La teoria del blitz Innanzitutto, l’incursione deve essere fulminea e improvvisa in modo da non lasciar scampo al nemico. “Si ritiene opportuno evidenziare – si legge nelle prime righe del documento – che, per la categoria di contribuenti che forma oggetto della presente metodologia, potrebbe rivelarsi particolarmente proficuo sfruttare l’effetto sorpresa”. E perché il blitz riesca al meglio “si ritiene opportuno preparare ed eseguire l’accesso con la massima precisione, curando in particolare “l’individuazione completa dei locali utilizzati dalla scuola; l’avvio contemporaneo dell’accesso nei vari locali, in caso di più locali ubicati in luoghi diversi; la scelta dell’orario per l’effettuazione dell‘accesso, che dovrebbe privilegiare le ore di maggior intensità dell’attività: ad esempio, il pomeriggio per le lezioni private”.

Preso possesso della scuola si passa agli interrogatori: “Sarà opportuno procedere a verbalizzare apposite richieste ai docenti presenti e le relative risposte” su compensi e tempi di pagamento. Quindi, si procede con il sequestro di documenti “sollecitandone una pronta consegna ed accompagnando il personale dell’impresa nei luoghi di effettuazione della ricerca”: elenco dei professori con presenze e assenze, elenco degli alunni, registro dei diplomi e dei certificati rilasciati, calendario delle lezioni, elenco dei corsi, contratti, ricevute tariffari, floppy disk e ogni altro supporto magnetico fino ad “agende, appunti, corrispondenza, brogliacci”… Che tutto sia passato al setaccio.

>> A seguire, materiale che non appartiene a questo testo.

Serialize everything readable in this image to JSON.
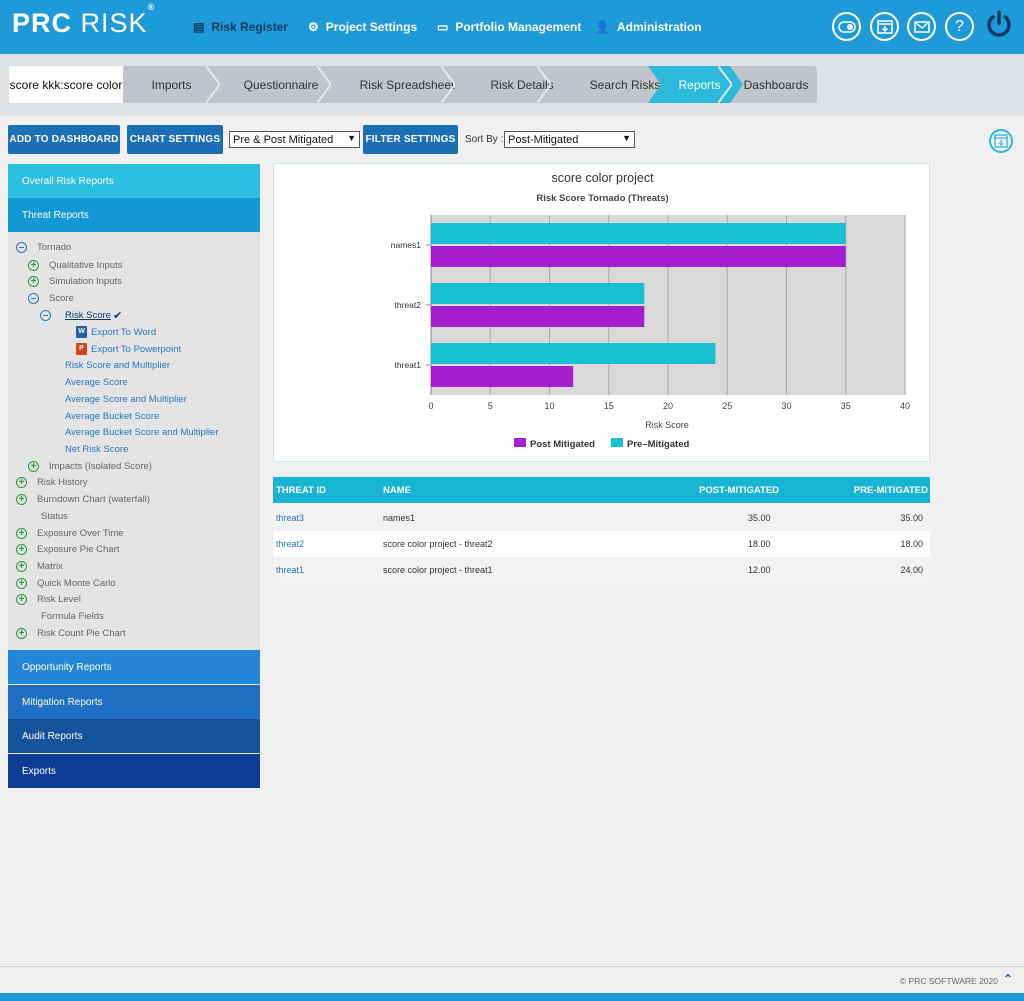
{
  "brand": {
    "prc": "PRC",
    "risk": "RISK",
    "reg": "®"
  },
  "topnav": [
    {
      "label": "Risk Register",
      "icon": "▤"
    },
    {
      "label": "Project Settings",
      "icon": "⚙"
    },
    {
      "label": "Portfolio Management",
      "icon": "▭"
    },
    {
      "label": "Administration",
      "icon": "👤"
    }
  ],
  "header_icons": [
    "toggle-icon",
    "export-window-icon",
    "mail-icon",
    "help-icon",
    "power-icon"
  ],
  "project_name": "score kkk:score color",
  "steps": [
    "Imports",
    "Questionnaire",
    "Risk Spreadsheet",
    "Risk Details",
    "Search Risks",
    "Reports",
    "Dashboards"
  ],
  "active_step": "Reports",
  "toolbar": {
    "add_dashboard": "ADD TO DASHBOARD",
    "chart_settings": "CHART SETTINGS",
    "mitigation_select": "Pre & Post Mitigated",
    "filter_settings": "FILTER SETTINGS",
    "sort_label": "Sort By :",
    "sort_select": "Post-Mitigated"
  },
  "sidebar": {
    "overall": "Overall Risk Reports",
    "threat": "Threat Reports",
    "opportunity": "Opportunity Reports",
    "mitigation": "Mitigation Reports",
    "audit": "Audit Reports",
    "exports": "Exports",
    "tree": {
      "tornado": "Tornado",
      "qualitative": "Qualitative Inputs",
      "simulation": "Simulation Inputs",
      "score": "Score",
      "risk_score": "Risk Score",
      "export_word": "Export To Word",
      "export_ppt": "Export To Powerpoint",
      "risk_score_mult": "Risk Score and Multiplier",
      "average_score": "Average Score",
      "average_score_mult": "Average Score and Multiplier",
      "average_bucket": "Average Bucket Score",
      "average_bucket_mult": "Average Bucket Score and Multiplier",
      "net_risk": "Net Risk Score",
      "impacts": "Impacts (Isolated Score)",
      "risk_history": "Risk History",
      "burndown": "Burndown Chart (waterfall)",
      "status": "Status",
      "exposure_time": "Exposure Over Time",
      "exposure_pie": "Exposure Pie Chart",
      "matrix": "Matrix",
      "quick_monte": "Quick Monte Carlo",
      "risk_level": "Risk Level",
      "formula": "Formula Fields",
      "risk_count_pie": "Risk Count Pie Chart"
    }
  },
  "chart_data": {
    "type": "bar",
    "orientation": "horizontal",
    "title": "score color project",
    "subtitle": "Risk Score Tornado (Threats)",
    "categories": [
      "names1",
      "threat2",
      "threat1"
    ],
    "series": [
      {
        "name": "Pre–Mitigated",
        "values": [
          35,
          18,
          24
        ],
        "color": "#17bfd2"
      },
      {
        "name": "Post Mitigated",
        "values": [
          35,
          18,
          12
        ],
        "color": "#a51fd1"
      }
    ],
    "legend_order": [
      "Post Mitigated",
      "Pre–Mitigated"
    ],
    "xlabel": "Risk Score",
    "ylabel": "",
    "xlim": [
      0,
      40
    ],
    "xticks": [
      0,
      5,
      10,
      15,
      20,
      25,
      30,
      35,
      40
    ],
    "grid": true,
    "legend_position": "bottom"
  },
  "table": {
    "headers": [
      "THREAT ID",
      "NAME",
      "POST-MITIGATED",
      "PRE-MITIGATED"
    ],
    "rows": [
      {
        "id": "threat3",
        "name": "names1",
        "post": "35.00",
        "pre": "35.00"
      },
      {
        "id": "threat2",
        "name": "score color project - threat2",
        "post": "18.00",
        "pre": "18.00"
      },
      {
        "id": "threat1",
        "name": "score color project - threat1",
        "post": "12.00",
        "pre": "24.00"
      }
    ]
  },
  "footer": {
    "copyright": "© PRC SOFTWARE 2020"
  }
}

Tutti evasori, fino a prova contraria Ma, affinché lo zelo dei solerti funzionari non venga meno, l’estensore della guida provvede a questo punto a illustrare tutti i machiavellici trucchi con cui i levantini titolari di scuole private sottraggono il tesoro dei loro lucrosi proventi al fisco del popolo italiano. Perciò, per ricostruire la tela di ragno è necessario dotarsi di ogni informazione possibile sulla struttura: permessi, disposizione, allestimento e agibilità dei locali, valutazioni su eventuali carenze, ubicazione delle atrezzature, orari e adunanze collegiali, “generalità di tutti i docenti, relativi titoli accademici”, numero di respinti e promossi…

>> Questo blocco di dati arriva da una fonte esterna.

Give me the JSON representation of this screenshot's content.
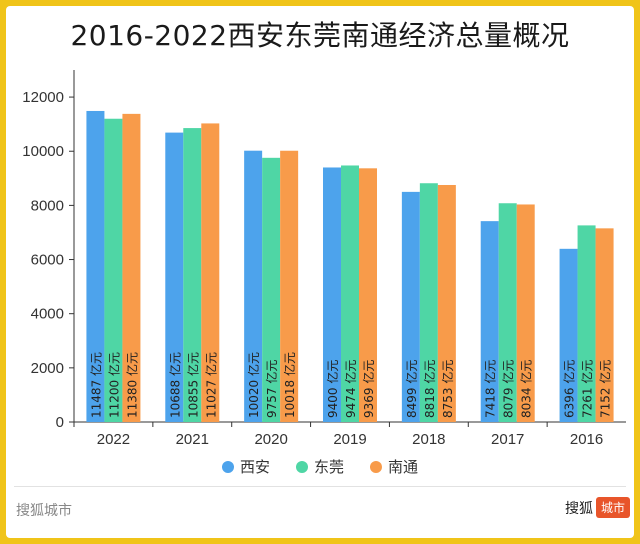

C’è però un’autentica zona d’ombra, un lato oscuro, nell’attività degli istituti privati: i servizi secondari. Ed è lì che si nascondono i fondi neri. “Servizio mensa; somministrazione di bevande; attività sportive; attività ricreative, culturali, ludiche, turistiche” per le quali quantificare margini di utile eventualmente sottratti al controllo. In particolare sulle gite, madri di tutte le evasioni, bisogna tenere gli occhi aperti verificando le “fatture dei fornitori, contratti e corrispondenza”, “la capienza dei mezzi di trasporto adoperati e l’utilizzo di eventuali biglietti di ingresso a musei” quindi confrontare con elenchi di partecipanti, quote incassate, tariffari esposti in bacheca…

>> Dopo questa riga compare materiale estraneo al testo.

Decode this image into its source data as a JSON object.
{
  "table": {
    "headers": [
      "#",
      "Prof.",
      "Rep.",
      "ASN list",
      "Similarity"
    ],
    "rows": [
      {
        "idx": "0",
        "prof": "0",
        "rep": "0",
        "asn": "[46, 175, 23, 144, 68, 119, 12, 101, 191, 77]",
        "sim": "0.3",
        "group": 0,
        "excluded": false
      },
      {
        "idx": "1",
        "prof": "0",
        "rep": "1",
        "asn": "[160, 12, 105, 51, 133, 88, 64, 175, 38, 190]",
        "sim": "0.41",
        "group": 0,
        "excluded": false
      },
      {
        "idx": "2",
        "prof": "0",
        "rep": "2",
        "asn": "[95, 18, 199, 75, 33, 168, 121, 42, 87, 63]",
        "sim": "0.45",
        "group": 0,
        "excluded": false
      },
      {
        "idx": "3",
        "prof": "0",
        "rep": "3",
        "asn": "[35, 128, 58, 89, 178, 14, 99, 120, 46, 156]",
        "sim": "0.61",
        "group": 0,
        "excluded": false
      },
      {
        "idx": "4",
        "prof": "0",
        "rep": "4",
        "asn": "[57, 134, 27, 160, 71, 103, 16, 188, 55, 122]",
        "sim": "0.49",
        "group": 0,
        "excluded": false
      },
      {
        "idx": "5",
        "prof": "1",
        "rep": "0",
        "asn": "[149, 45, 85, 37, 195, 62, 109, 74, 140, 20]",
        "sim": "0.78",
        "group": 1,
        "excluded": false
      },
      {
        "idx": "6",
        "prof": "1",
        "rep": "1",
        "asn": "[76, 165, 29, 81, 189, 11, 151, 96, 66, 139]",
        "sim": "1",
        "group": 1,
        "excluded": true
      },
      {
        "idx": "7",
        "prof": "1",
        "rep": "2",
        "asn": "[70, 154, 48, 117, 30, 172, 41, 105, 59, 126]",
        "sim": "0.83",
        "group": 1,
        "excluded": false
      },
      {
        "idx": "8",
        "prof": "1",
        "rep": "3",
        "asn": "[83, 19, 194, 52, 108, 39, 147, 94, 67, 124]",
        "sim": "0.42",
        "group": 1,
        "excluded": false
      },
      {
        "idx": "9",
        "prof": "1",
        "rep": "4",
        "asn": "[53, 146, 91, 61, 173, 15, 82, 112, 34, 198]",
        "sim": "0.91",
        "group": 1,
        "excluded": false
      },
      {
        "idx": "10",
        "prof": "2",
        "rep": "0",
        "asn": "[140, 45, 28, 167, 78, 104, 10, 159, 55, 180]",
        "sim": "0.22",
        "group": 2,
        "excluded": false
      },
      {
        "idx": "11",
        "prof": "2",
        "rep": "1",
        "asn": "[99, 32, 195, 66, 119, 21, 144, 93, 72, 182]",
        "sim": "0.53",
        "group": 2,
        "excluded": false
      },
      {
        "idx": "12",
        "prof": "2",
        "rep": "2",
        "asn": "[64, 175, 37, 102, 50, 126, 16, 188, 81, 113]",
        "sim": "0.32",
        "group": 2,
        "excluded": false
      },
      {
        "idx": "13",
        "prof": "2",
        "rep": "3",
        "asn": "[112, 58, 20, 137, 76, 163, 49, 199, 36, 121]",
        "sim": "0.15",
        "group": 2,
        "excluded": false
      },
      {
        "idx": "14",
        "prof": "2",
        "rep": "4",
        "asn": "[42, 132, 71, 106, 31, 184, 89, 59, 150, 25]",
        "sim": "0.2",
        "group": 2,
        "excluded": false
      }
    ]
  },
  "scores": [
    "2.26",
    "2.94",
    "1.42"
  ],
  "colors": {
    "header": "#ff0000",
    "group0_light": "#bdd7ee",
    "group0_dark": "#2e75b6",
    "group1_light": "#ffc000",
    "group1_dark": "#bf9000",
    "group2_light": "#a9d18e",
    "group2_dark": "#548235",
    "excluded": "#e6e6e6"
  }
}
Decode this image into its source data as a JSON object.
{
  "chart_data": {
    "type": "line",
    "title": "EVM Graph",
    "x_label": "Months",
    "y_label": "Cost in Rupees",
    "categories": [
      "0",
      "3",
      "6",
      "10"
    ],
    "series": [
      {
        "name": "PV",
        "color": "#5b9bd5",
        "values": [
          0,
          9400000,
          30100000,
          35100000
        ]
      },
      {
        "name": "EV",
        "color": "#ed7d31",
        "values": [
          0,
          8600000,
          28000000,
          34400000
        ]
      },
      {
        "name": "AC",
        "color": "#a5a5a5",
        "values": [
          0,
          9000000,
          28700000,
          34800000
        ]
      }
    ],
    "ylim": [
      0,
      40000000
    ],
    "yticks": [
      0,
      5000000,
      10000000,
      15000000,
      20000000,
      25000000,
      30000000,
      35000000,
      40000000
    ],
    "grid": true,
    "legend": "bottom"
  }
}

Controllerai anche nelle merende dei bambini E che dire degli asili nido e delle scuole materne? “Per tali tipologie di scuole molto spesso si ha una molteplicità di prestazioni rese contro corrispettivo specifico: pasti aggiuntivi, corsi aggiuntivi”… Un vero pozzo di san Patrizio. Per sondare il quale “può essere talvolta utile inviare ad alcuni genitori di alunni un questionario” pe(r individuare eventuali corrispettivi pagati. E perché non interrogare i genitori anche sulle feste in occasione di ricorrenze o particolari momenti? Infatti “occorre verificare se vi è stato un contributo alle spese da parte dei genitori degli alunni”.